Fira begitu memaksanya untuk menikah, sementara Rion masih bingung dengan kemarahan keluarganya.
"Naina!"
Rion terkejut saat mendengar jerit mamanya itu. Tadinya, Naina mengunci pintu dari dalam sehingga mamanya membuka pintu dengan kunci duplikat karena takut putrinya itu dalam bahaya.
"Naina, bangun, Nak!"
Setelah dibuka, putri cantik mereka sedang terkulai lemah di lantai. In healer berada di tangannya. Asmanya tadi sepertinya kambuh hingga membuatnya pingsan.
"Rion!"
Wisnu memekik agar putranya itu masuk untuk memberikan bantuan. Mamanya menangis terisak, Rion hanya terpaku melihat wajah adiknya itu yang tampak sendu, mulai pucat pada bibirnya. Tangannya gemetar ketakutan.
"Naina?"
Naina dilarikan ke rumah sakit untuk mendapatkan penanganan medis. Rion bungkam, memegang dinding sebab takut karena tadinya, dokter sempat keluar dan mengatakan bahwa kondisi Naina sangat kritis. Mereka menunggu di luar dengan perasaan cemas.
"Ma, tenang. Kita berdoa saja, ya!" pinta Wisnu sambil memeluk tubuh gemetar istrinya itu.
Rion bahkan tak bersuara. Saat dokter mengatakan Naina kritis tadi, lututnya melemas. Dia merasa bersalah karena telah sangat egois dan hanya memikirkan kepentingannya. Tak lama, dokter keluar dengan wajah serius. Dia menggeleng untuk menyampaikan kabar buruk itu.
"Untuk saat ini, pasien tak sadarkan diri. Penyakit asma itu sangat mematikan, Pak, Ibu. Dia mengalami kesulitan bernapas dan otaknya kurang mendapat pasokan oksigen untuk beberapa saat."
Penjelasan dokter itu membuat mereka gamang. Apakah itu kabar buruk?
"Dok, ini maksudnya apa? Naina baik-baik aja, kan?" jerit Wisnu.
Dokter itu menghela napas lemah, menyimpan stetoskopnya di saku.

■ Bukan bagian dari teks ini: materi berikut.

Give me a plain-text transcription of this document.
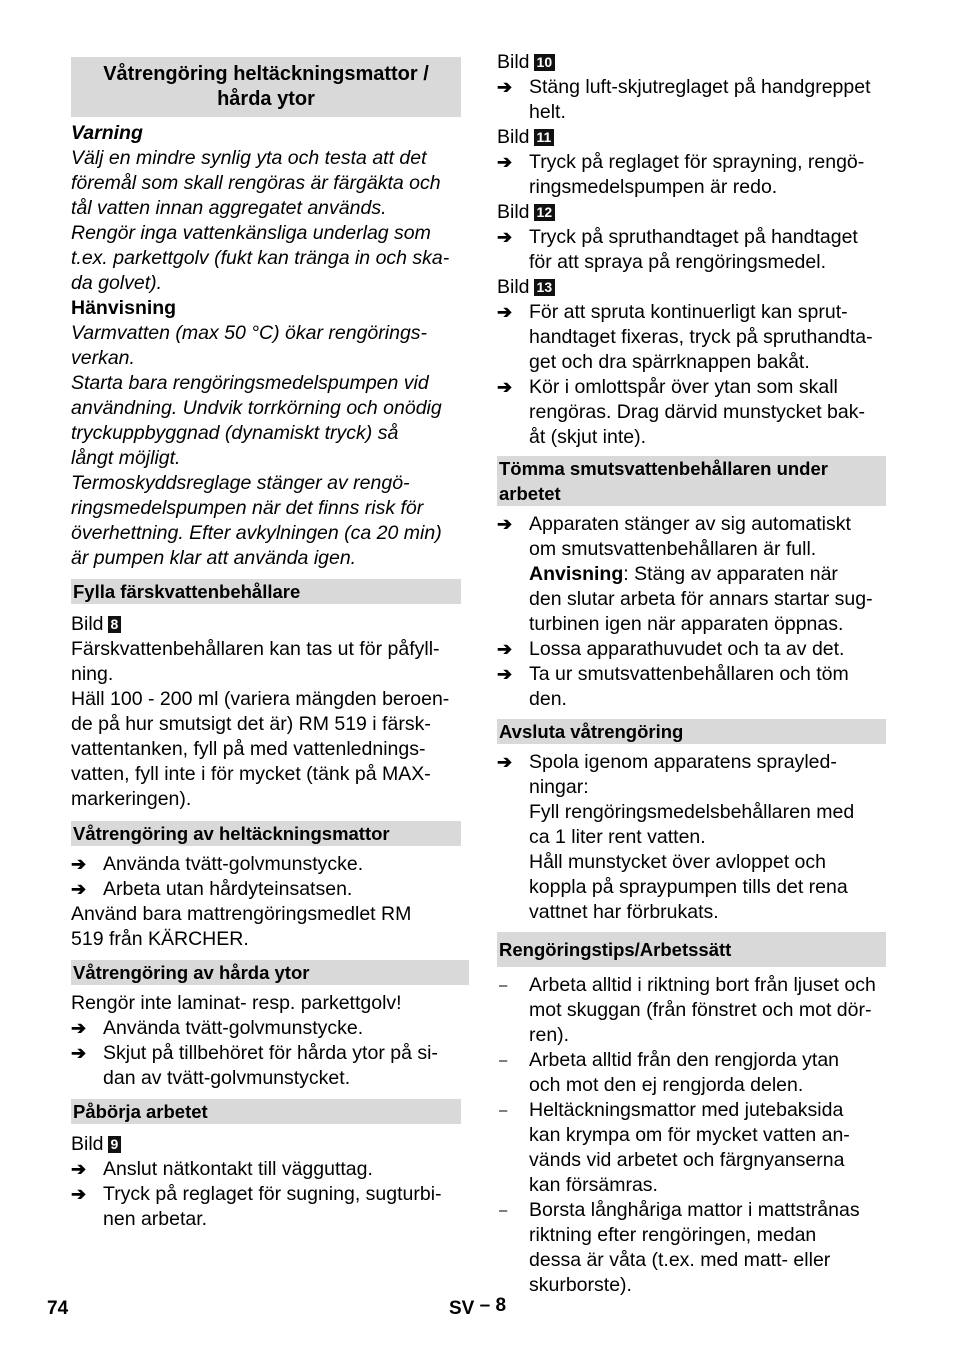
Våtrengöring heltäckningsmattor / hårda ytor
Varning
Välj en mindre synlig yta och testa att det
föremål som skall rengöras är färgäkta och
tål vatten innan aggregatet används.
Rengör inga vattenkänsliga underlag som
t.ex. parkettgolv (fukt kan tränga in och ska-
da golvet).
Hänvisning
Varmvatten (max 50 °C) ökar rengörings-
verkan.
Starta bara rengöringsmedelspumpen vid
användning. Undvik torrkörning och onödig
tryckuppbyggnad (dynamiskt tryck) så
långt möjligt.
Termoskyddsreglage stänger av rengö-
ringsmedelspumpen när det finns risk för
överhettning. Efter avkylningen (ca 20 min)
är pumpen klar att använda igen.
Fylla färskvattenbehållare
Bild 8
Färskvattenbehållaren kan tas ut för påfyll-
ning.
Häll 100 - 200 ml (variera mängden beroen-
de på hur smutsigt det är) RM 519 i färsk-
vattentanken, fyll på med vattenlednings-
vatten, fyll inte i för mycket (tänk på MAX-
markeringen).
Våtrengöring av heltäckningsmattor
➔ Använda tvätt-golvmunstycke.
➔ Arbeta utan hårdyteinsatsen.
Använd bara mattrengöringsmedlet RM
519 från KÄRCHER.
Våtrengöring av hårda ytor
Rengör inte laminat- resp. parkettgolv!
➔ Använda tvätt-golvmunstycke.
➔ Skjut på tillbehöret för hårda ytor på si-
dan av tvätt-golvmunstycket.
Påbörja arbetet
Bild 9
➔ Anslut nätkontakt till vägguttag.
➔ Tryck på reglaget för sugning, sugturbi-
nen arbetar.
Bild 10
➔ Stäng luft-skjutreglaget på handgreppet
helt.
Bild 11
➔ Tryck på reglaget för sprayning, rengö-
ringsmedelspumpen är redo.
Bild 12
➔ Tryck på spruthandtaget på handtaget
för att spraya på rengöringsmedel.
Bild 13
➔ För att spruta kontinuerligt kan sprut-
handtaget fixeras, tryck på spruthandta-
get och dra spärrknappen bakåt.
➔ Kör i omlottspår över ytan som skall
rengöras. Drag därvid munstycket bak-
åt (skjut inte).
Tömma smutsvattenbehållaren under
arbetet
➔ Apparaten stänger av sig automatiskt
om smutsvattenbehållaren är full.
Anvisning: Stäng av apparaten när
den slutar arbeta för annars startar sug-
turbinen igen när apparaten öppnas.
➔ Lossa apparathuvudet och ta av det.
➔ Ta ur smutsvattenbehållaren och töm
den.
Avsluta våtrengöring
➔ Spola igenom apparatens sprayled-
ningar:
Fyll rengöringsmedelsbehållaren med
ca 1 liter rent vatten.
Håll munstycket över avloppet och
koppla på spraypumpen tills det rena
vattnet har förbrukats.
Rengöringstips/Arbetssätt
–	Arbeta alltid i riktning bort från ljuset och
mot skuggan (från fönstret och mot dör-
ren).
–	Arbeta alltid från den rengjorda ytan
och mot den ej rengjorda delen.
–	Heltäckningsmattor med jutebaksida
kan krympa om för mycket vatten an-
vänds vid arbetet och färgnyanserna
kan försämras.
–	Borsta långhåriga mattor i mattstrånas
riktning efter rengöringen, medan
dessa är våta (t.ex. med matt- eller
skurborste).
74	SV – 8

"Kita tunggu sampai 24 jam ini. Jika dia tidak bangun juga dan kondisinya seburuk ini, ada kemungkinan dia akan jatuh koma. Saya minta maaf."
Dokter itu pergi beriring jerit tangis ibunda Naina. Wisnu menahan kesedihan, memeluk erat sang istri. Sementara itu, Rion menyesal untuk serapahnya tadi, mengabaikan air mata Naina saat Rion menyalahkan Naina atas hidupnya yang terpenjara.
'Naina, maafin Abang. Tolong bangun, Nai. Bang Rion rindu,' batinnya.